2020: An Epidemic of Waste: How to Reduce Plastic Pollution
Pollution is not a new issue in the world and sadly it is something that continues to get worse over time. Pollution is the introduction of contaminants into the natural environment that cause an adverse change. It can come in many forms, such as light pollution, air pollution, and even sound pollution. These contaminants cause many complications to our environment and to all of Earth’s inhabitants.
The Plastic Problem
In today’s consumer society, many of what we purchase and consume is made or contained in plastic. Plastic is inexpensive and durable making it great for production but bad for the environment. The chemical structure of most plastics makes them resistant to the environment and degradation.
Just take a quick trip down the beach or any water source nearby. After stepping a couple feet closer you will most likely find some sort of trash or plastic. Looking just a little bit further and there will be more. Unfortunately, this is the state of plastic pollution now.
It is estimated that one to eight million tons of plastic waste enters our oceans each year. Just look at it this way, 380 million tons of plastic is produced worldwide per year! This type of pollution is very harmful, not only to us humans, but to the marine animals and organisms in our oceans. Entanglement, ingestion, and exposure to chemicals are all side effects to our carelessness. It has been suggested that by the year 2050 there could be more plastic in the ocean than fish by weight. This is truly a terrifying projection.
Unfortunately, there are different types of plastics floating around in our waterways.
Microdebris are tiny pieces of plastic that have been broken up and are easy for filter feeding animals to consume.. Macrodebris are larger items such as plastic bags and fishing nets, which are one of the biggest macrodebri polluters. But now in 2020 there is a new plastic polluter out there that has the potential to be the new biggest source of pollution.

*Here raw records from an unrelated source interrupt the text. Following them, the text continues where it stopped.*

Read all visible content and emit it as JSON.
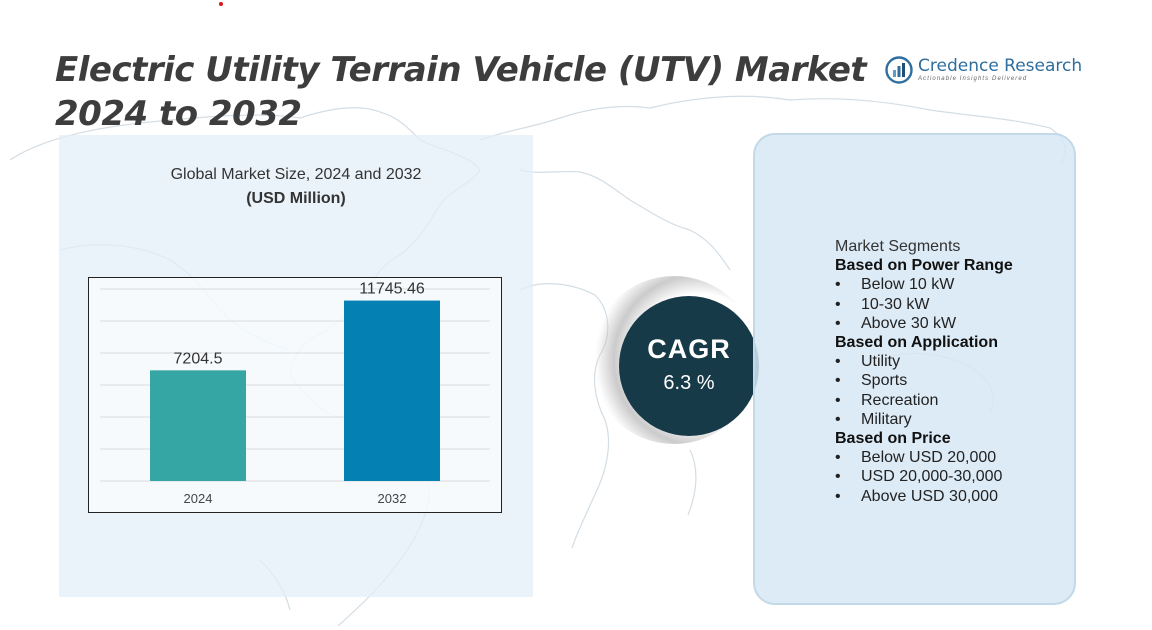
{
  "title": "Electric Utility Terrain Vehicle (UTV) Market 2024 to 2032",
  "logo": {
    "name": "Credence Research",
    "tagline": "Actionable Insights Delivered"
  },
  "colors": {
    "bar_2024": "#35a6a4",
    "bar_2032": "#0480b2",
    "cagr_circle": "#173a48",
    "title": "#3d3d3d"
  },
  "chart_title": {
    "line1": "Global Market Size,  2024 and 2032",
    "line2": "(USD Million)"
  },
  "chart_data": {
    "type": "bar",
    "categories": [
      "2024",
      "2032"
    ],
    "values": [
      7204.5,
      11745.46
    ],
    "value_labels": [
      "7204.5",
      "11745.46"
    ],
    "title": "Global Market Size,  2024 and 2032",
    "ylabel": "(USD Million)",
    "xlabel": "",
    "ylim": [
      0,
      12500
    ],
    "grid": true,
    "legend": "none"
  },
  "cagr": {
    "label": "CAGR",
    "value": "6.3 %"
  },
  "segments": {
    "heading": "Market Segments",
    "groups": [
      {
        "title": "Based on Power Range",
        "items": [
          "Below 10 kW",
          "10-30 kW",
          "Above 30 kW"
        ]
      },
      {
        "title": "Based on Application",
        "items": [
          "Utility",
          "Sports",
          "Recreation",
          "Military"
        ]
      },
      {
        "title": "Based on Price",
        "items": [
          "Below USD 20,000",
          "USD 20,000-30,000",
          "Above USD 30,000"
        ]
      }
    ]
  },
  "bullet_glyph": "•"
}
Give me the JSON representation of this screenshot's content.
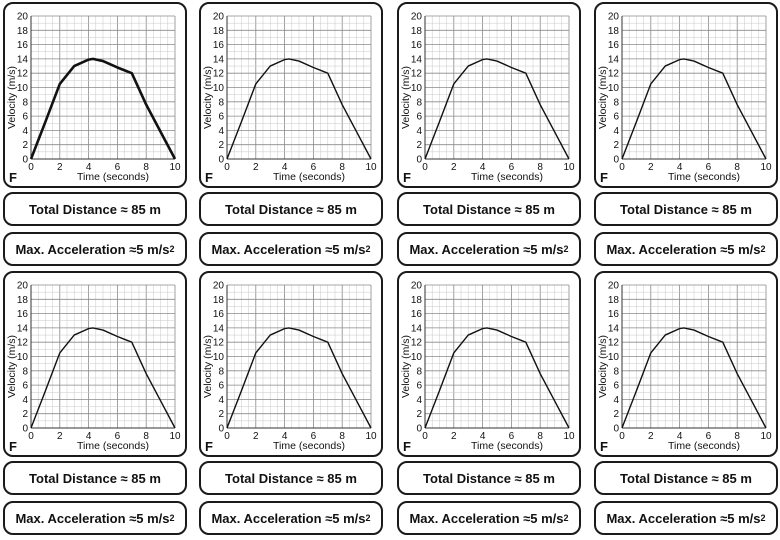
{
  "chart_data": {
    "type": "line",
    "title": "",
    "xlabel": "Time (seconds)",
    "ylabel": "Velocity (m/s)",
    "xlim": [
      0,
      10
    ],
    "ylim": [
      0,
      20
    ],
    "x_ticks": [
      "0",
      "2",
      "4",
      "6",
      "8",
      "10"
    ],
    "y_ticks": [
      "0",
      "2",
      "4",
      "6",
      "8",
      "10",
      "12",
      "14",
      "16",
      "18",
      "20"
    ],
    "grid": true,
    "series": [
      {
        "name": "velocity",
        "x": [
          0,
          1,
          2,
          3,
          4,
          4.3,
          5,
          6,
          7,
          8,
          9,
          10
        ],
        "y": [
          0,
          5.2,
          10.5,
          13,
          13.9,
          14,
          13.7,
          12.8,
          12,
          7.6,
          3.8,
          0
        ]
      }
    ],
    "card_letter": "F"
  },
  "labels": {
    "distance": "Total Distance ≈ 85 m",
    "acceleration": "Max. Acceleration ≈5 m/s",
    "acceleration_exp": "2"
  },
  "colors": {
    "line": "#111111",
    "grid_minor": "#c8c8c8",
    "grid_major": "#8a8a8a",
    "border": "#1a1a1a"
  }
}
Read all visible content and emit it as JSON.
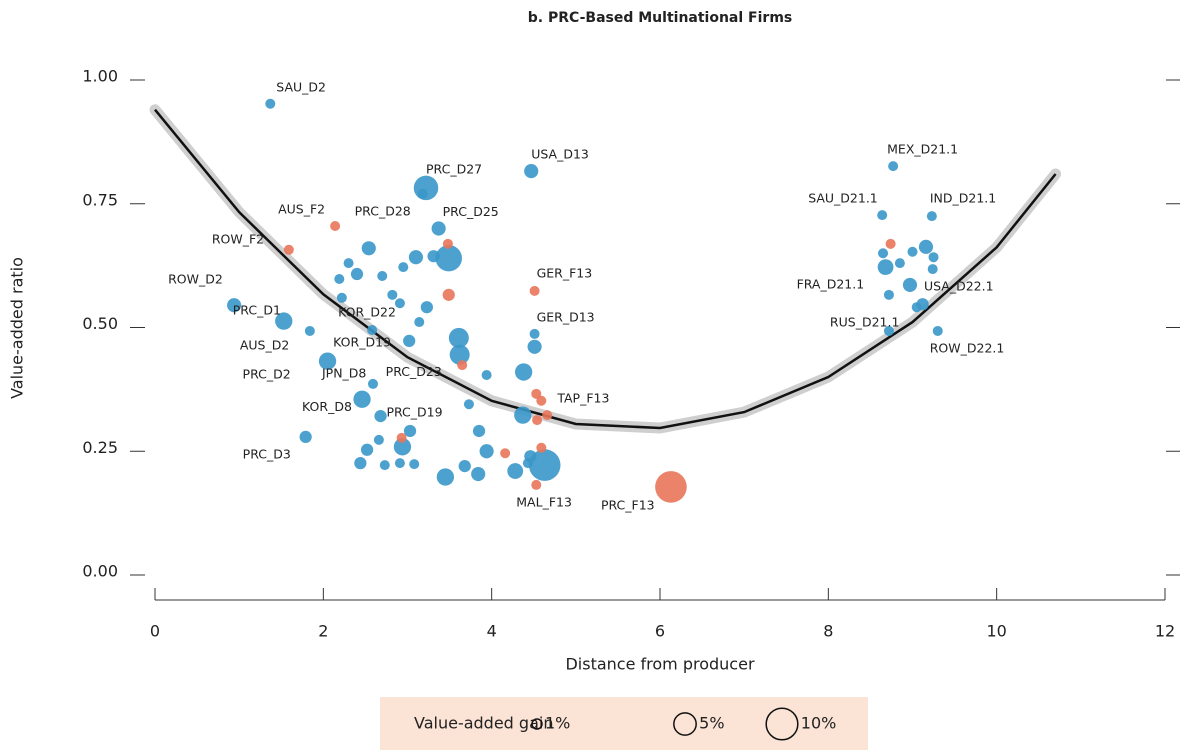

Garbage and plastic pollution on the seashore.
The New Threat
PPE, or personal protective equipment, is the new problem our environment is facing. The pandemic of COVID 19 has brought on many challenges to our normal way of life and has tested our way of adaptation. Now, everywhere you go, you are required to wear PPE. While many people have adopted a reusable mask made of cloth or other materials, there are still millions of single use masks being used every day. Before, single use medical masks were mainly used in hospitals and considered medical waste, therefore being disposed of properly by incineration. But now that the public is required to wear them as well, we see them washing up on shore and littering our beaches. There is new footage coming out every day of the growing surge of used masks floating in the ocean and entangling birds on the shore.
An Epidemic of Waste
This new form of plastic pollution has created an epidemic of waste. We are in the midst of creating a new and worsening problem for ourselves and our environment. These masks are non-biodegradable and estimated to take 500 years to degrade. We have been fighting to change the plastic pollution problem for decades with little headway being made. And there isn’t an end in sight. More and more PPE is being made daily to keep up with demand during our pandemic. It has been estimated that in the US alone, an entire year’s worth of medical waste could be generated in just two months.
Now that PPE is required by everyone, not just those in the medical profession, there are more and more cases of people just leaving their used masks and gloves out in the world. Even if only one percent of these used masks were disposed of incorrectly, that would still leave 10 million per month polluting our waterways and environment, according to the WWF.
PPE, or Personal Protective Equipment, is the new problem our environment is facing.
Finding a Solution
Due to the current pandemic, many policymakers have put plastic pollution policies on the back burner. We are seeing the increase in masks, gloves, and hand sanitizer bottles all over the world and the policymakers are just now starting to see the problem. But what is being done to change the course and ensure environmental sustainability?
That is something that is currently up to all of us. The first step would be switching to a reusable mask. This is safe as long as it is washable material. Just this step alone will greatly reduce the amount of waste seen in our environment. If you do wear gloves, consider switching over to plant based, 100% biodegradable gloves made from resources in the environment. These are a safe and reliable alternative to other types of protective gloves that do not degrade. But the most important step of all is to make sure we are all disposing of our PPE properly. Make sure that you are throwing away each item in the proper waste disposal. It has now been suggested to cut the strings on single use masks to prevent sea and wildlife from becoming entangled.
Making a Difference
Just taking those personal tiny baby steps makes a world of difference in the future of our planet. This epidemic of waste is something we have created and it is now up to us to stop it. Reducing plastic pollution is something that has always been at the forefront for environmentalists and now we need to be part of the solution more than ever. While protecting our health and the health of others during the COVID 19 pandemic by utilizing personal protective equipment and sanitizing our hands and surfaces, we also need to be conscious of our environment. Making the decision to switch to more sustainable protection solutions is something that is simple and very effective. Plant based and biodegradable products are readily available as well as reusable masks. Making good decisions starts with you.